Donohoe insists he was not lobbied by landlords
Minister for Finance has defended incentives for landlords introduced in Budget 2019
Minister for Finance Paschal Donohoe in advance of delivering Budget 2019 at Government Buildings. “In relation to engagements with my department, I wasn’t lobbied on this in relation to any stakeholder.”
Minister for Finance Paschal Donohoe has insisted he was not lobbied by stakeholders to increase interest relief on mortgages for landlords before introducing the measure in last month’s budget.
The measure in Budget 2019 means landlords will be able to offset 100 per cent of the interest they incur on mortgages or loans linked to rental properties, which is a significant increase on the current rate of 80 per cent.
Members of the Oireachtas finance committee, which was scrutinising the finance Bill on Wednesday, claimed the measure to incentivise landlords to refurbish properties would lead to an increase in evictions.
“Substantial improvements are a basis on which you can evict people and raise rents,” said Solidarity–People Before Profit TD Paul Murphy. “This is inadvertently incentivising evictions.”
Asked to inform the committee as to the lobbyists he engaged with before the budget, Mr Donohoe said: “In relation to engagements with my department, I wasn’t lobbied on this in relation to any stakeholder.”
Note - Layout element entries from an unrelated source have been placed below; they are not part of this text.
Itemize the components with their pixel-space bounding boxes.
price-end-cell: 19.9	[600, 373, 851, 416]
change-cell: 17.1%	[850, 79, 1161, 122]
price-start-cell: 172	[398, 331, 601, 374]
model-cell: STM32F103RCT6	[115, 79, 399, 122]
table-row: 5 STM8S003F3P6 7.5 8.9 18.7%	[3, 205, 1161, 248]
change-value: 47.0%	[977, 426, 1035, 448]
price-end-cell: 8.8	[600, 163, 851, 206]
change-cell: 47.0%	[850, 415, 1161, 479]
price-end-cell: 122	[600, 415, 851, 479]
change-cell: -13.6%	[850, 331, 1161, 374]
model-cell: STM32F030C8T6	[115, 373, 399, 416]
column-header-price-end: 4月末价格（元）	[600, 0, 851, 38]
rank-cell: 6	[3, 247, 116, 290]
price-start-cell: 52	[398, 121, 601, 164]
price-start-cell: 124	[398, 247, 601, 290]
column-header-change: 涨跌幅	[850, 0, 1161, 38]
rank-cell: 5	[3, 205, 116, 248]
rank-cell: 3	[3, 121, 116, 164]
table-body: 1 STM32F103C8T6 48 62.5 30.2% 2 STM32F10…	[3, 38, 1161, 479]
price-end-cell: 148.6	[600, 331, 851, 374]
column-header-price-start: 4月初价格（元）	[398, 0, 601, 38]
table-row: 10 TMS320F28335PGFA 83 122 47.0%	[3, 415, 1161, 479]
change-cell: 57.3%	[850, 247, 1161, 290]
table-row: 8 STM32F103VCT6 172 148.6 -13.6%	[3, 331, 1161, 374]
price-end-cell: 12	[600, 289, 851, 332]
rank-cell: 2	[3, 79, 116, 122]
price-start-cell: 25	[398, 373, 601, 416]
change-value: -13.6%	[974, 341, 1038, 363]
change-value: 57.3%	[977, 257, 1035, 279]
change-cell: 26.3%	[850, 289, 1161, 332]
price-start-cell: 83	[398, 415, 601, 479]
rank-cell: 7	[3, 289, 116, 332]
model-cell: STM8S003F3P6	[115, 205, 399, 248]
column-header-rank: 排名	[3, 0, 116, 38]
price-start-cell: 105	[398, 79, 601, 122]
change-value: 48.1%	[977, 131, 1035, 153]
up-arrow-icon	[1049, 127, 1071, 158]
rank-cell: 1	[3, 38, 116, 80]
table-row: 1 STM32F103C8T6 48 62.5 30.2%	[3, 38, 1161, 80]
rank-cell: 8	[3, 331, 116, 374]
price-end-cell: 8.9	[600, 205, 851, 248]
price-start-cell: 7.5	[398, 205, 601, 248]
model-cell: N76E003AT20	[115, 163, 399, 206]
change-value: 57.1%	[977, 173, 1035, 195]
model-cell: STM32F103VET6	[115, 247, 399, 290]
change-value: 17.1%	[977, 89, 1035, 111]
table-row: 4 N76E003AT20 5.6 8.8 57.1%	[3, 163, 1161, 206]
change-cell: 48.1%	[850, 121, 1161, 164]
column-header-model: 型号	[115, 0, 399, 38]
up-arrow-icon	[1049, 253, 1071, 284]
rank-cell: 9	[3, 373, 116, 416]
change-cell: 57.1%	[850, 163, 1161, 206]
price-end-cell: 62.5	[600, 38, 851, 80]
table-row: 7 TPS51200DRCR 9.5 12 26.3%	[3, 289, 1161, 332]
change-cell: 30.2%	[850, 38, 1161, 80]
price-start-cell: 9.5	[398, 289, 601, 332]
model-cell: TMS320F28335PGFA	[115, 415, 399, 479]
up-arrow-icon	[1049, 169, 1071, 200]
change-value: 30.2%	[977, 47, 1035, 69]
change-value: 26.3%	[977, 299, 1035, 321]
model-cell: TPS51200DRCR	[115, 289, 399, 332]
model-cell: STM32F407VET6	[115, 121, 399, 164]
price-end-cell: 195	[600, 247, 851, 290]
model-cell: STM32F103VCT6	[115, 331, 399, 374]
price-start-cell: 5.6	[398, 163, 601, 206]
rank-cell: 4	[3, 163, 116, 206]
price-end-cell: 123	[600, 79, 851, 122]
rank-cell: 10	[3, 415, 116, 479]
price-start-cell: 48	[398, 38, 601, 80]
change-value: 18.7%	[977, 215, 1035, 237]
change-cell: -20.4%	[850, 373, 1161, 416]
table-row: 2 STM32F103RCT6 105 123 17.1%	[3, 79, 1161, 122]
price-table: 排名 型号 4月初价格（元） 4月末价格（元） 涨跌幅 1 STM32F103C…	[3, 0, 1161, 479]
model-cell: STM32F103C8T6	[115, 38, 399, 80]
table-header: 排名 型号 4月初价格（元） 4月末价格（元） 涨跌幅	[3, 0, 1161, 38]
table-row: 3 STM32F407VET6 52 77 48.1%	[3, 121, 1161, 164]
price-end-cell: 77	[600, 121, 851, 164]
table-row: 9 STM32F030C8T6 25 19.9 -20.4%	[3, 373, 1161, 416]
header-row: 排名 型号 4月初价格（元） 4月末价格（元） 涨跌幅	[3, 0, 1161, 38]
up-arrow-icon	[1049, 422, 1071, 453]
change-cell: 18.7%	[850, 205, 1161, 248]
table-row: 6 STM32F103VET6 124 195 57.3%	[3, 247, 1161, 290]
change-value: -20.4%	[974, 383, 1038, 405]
He rejected the contention that the measures would incentivise evictions and said private landlords were needed to solve the housing crisis.
Sinn Féin finance spokesman Pearse Doherty said the proposal was too radical to be countenanced by “even the Tories”.“It’s crazy stuff,” he said. “Even the Tories across the water are saying the opposite. You’re saying give more incentives to landlords whereas in Britain they are getting rid of mortgage interest relief.
“Landlords who were previously getting mortgage interest relief had to avail of the HAP scheme. At least there was some social good involved. The only social good in this is that landlords will have deeper pockets.”
Fianna Fáil finance spokesman Michael McGrath said the measure was a “modest step” that would help alleviate the crisis.
“When you talk to landlords who have left the market it’s because of the hassle of being a landlord and because it’s loss-making,” he said. “The easiest thing in the world is to vilify landlords. We need landlords to provide supply.”
Mr Donohoe said he accepted his role in the housing crisis as a member of Government. “I acknowledge that rent levels are too high for many families and citizens across the country,” he said. “I want to see them stabilise and be affordable.”